Blam?” Lucius Malfoy, Head Minion and Nefarious Activities Coordinator, came pelting down the hall. After a horrified look at Harry, Lucius threw open the chamber door and shrieked. “My Lord!”

“Excellent!” Snape’s eyes glittered in triumph. “My latest lubricant was a complete success!”

“You did this, Severus?” Remus asked. Harry gave a weak moan, and Remus patted his back soothingly. Really, these trousers were so ruined.

“I brewed it specifically for the Dark Lord,” Snape announced. “Merlin knows I agree with him about the Mudbloods, but he was slashing my ingredients budget. Something had to be done.”

“But I don’t understand.” Harry gave a watery hiccup. “You gave that tube to him last week!”

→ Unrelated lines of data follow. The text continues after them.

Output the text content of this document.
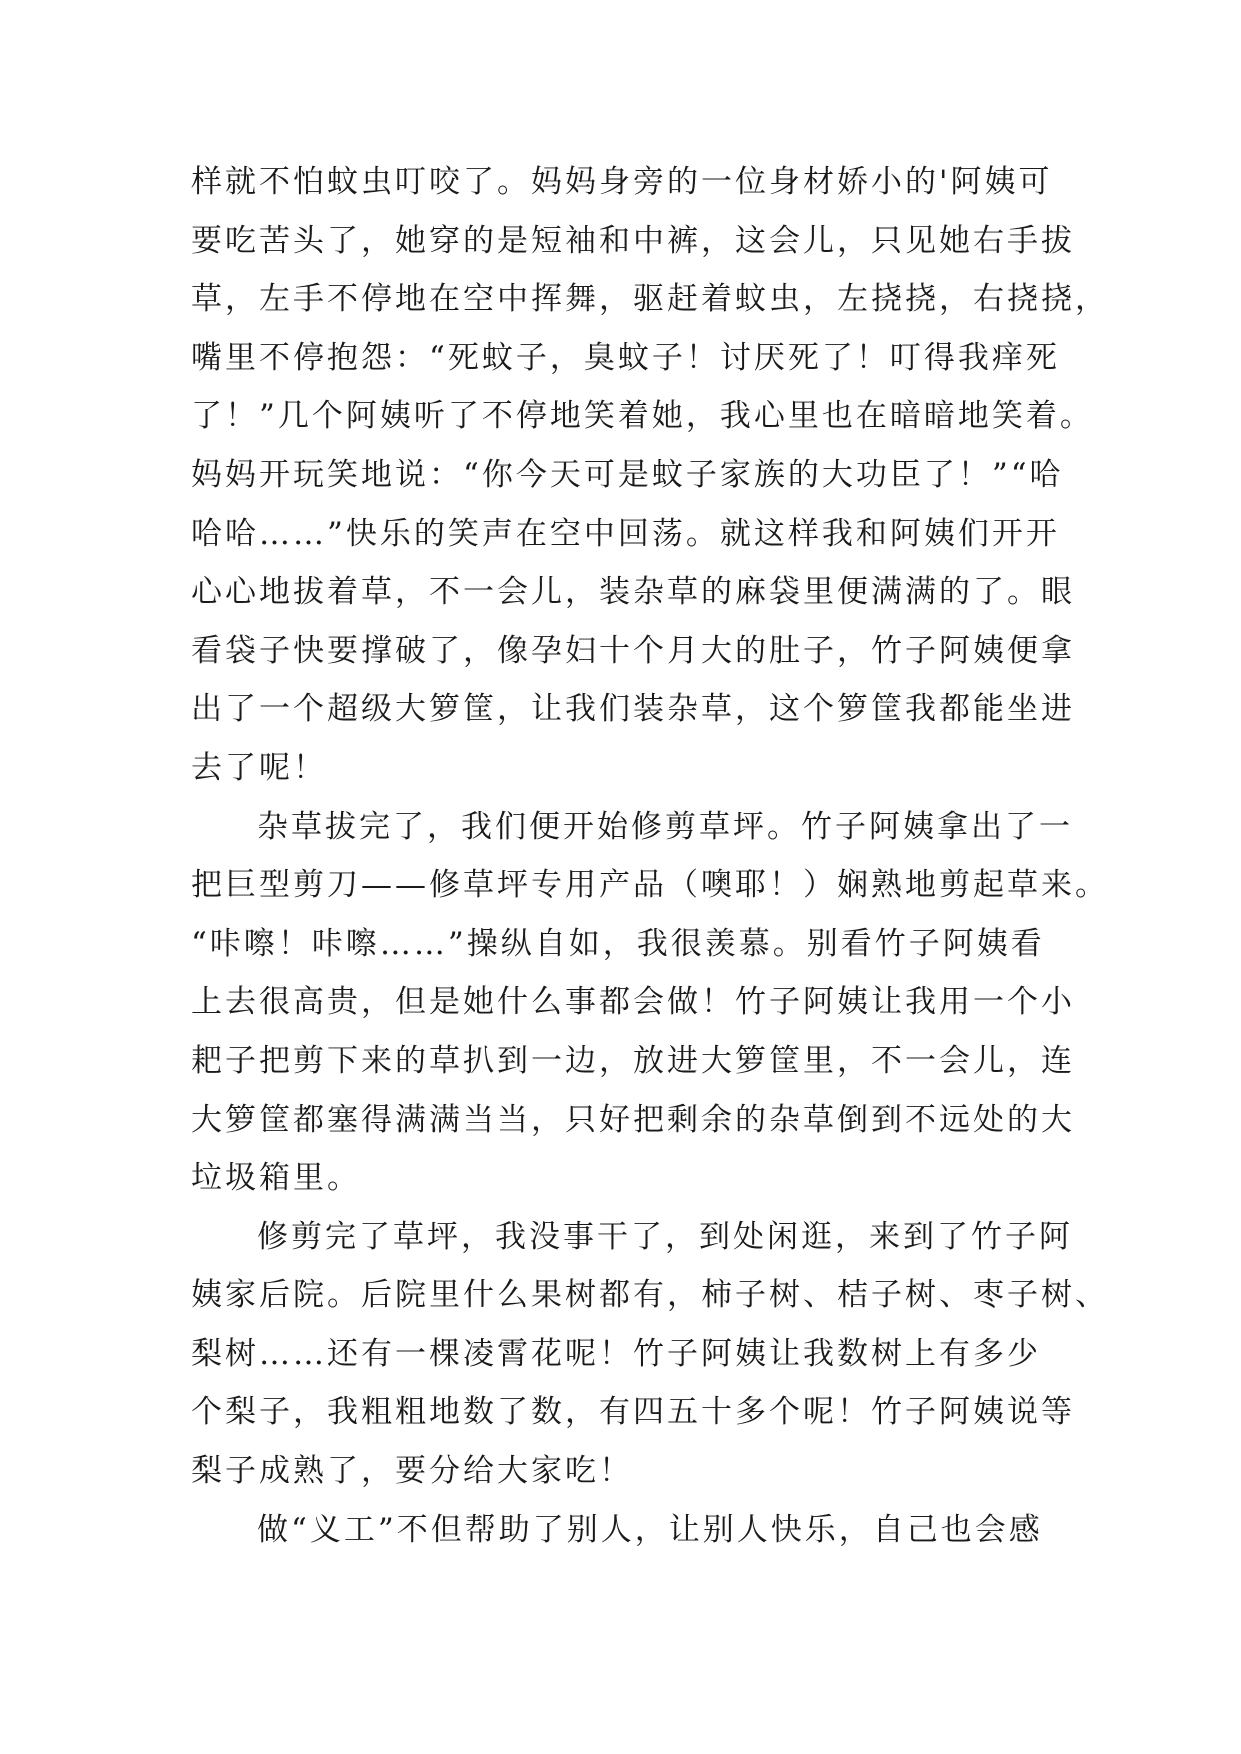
样就不怕蚊虫叮咬了。妈妈身旁的一位身材娇小的'阿姨可
要吃苦头了，她穿的是短袖和中裤，这会儿，只见她右手拔
草，左手不停地在空中挥舞，驱赶着蚊虫，左挠挠，右挠挠，
嘴里不停抱怨：“死蚊子，臭蚊子！讨厌死了！叮得我痒死
了！”几个阿姨听了不停地笑着她，我心里也在暗暗地笑着。
妈妈开玩笑地说：“你今天可是蚊子家族的大功臣了！”“哈
哈哈……”快乐的笑声在空中回荡。就这样我和阿姨们开开
心心地拔着草，不一会儿，装杂草的麻袋里便满满的了。眼
看袋子快要撑破了，像孕妇十个月大的肚子，竹子阿姨便拿
出了一个超级大箩筐，让我们装杂草，这个箩筐我都能坐进
去了呢！
杂草拔完了，我们便开始修剪草坪。竹子阿姨拿出了一
把巨型剪刀——修草坪专用产品（噢耶！）娴熟地剪起草来。
“咔嚓！咔嚓……”操纵自如，我很羡慕。别看竹子阿姨看
上去很高贵，但是她什么事都会做！竹子阿姨让我用一个小
耙子把剪下来的草扒到一边，放进大箩筐里，不一会儿，连
大箩筐都塞得满满当当，只好把剩余的杂草倒到不远处的大
垃圾箱里。
修剪完了草坪，我没事干了，到处闲逛，来到了竹子阿
姨家后院。后院里什么果树都有，柿子树、桔子树、枣子树、
梨树……还有一棵凌霄花呢！竹子阿姨让我数树上有多少
个梨子，我粗粗地数了数，有四五十多个呢！竹子阿姨说等
梨子成熟了，要分给大家吃！
做“义工”不但帮助了别人，让别人快乐，自己也会感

“The ingredients are extremely volatile,” Snape informed them. “They can only be mixed in tiny amounts, reducing the chance of a successful combustion. Still, when combined with the charm that our Lord preferred, the lubricant had a thousand-to-one chance of igniting.”

“A thousand to one!” Lucius wailed. “There’s no way he could beat those odds!”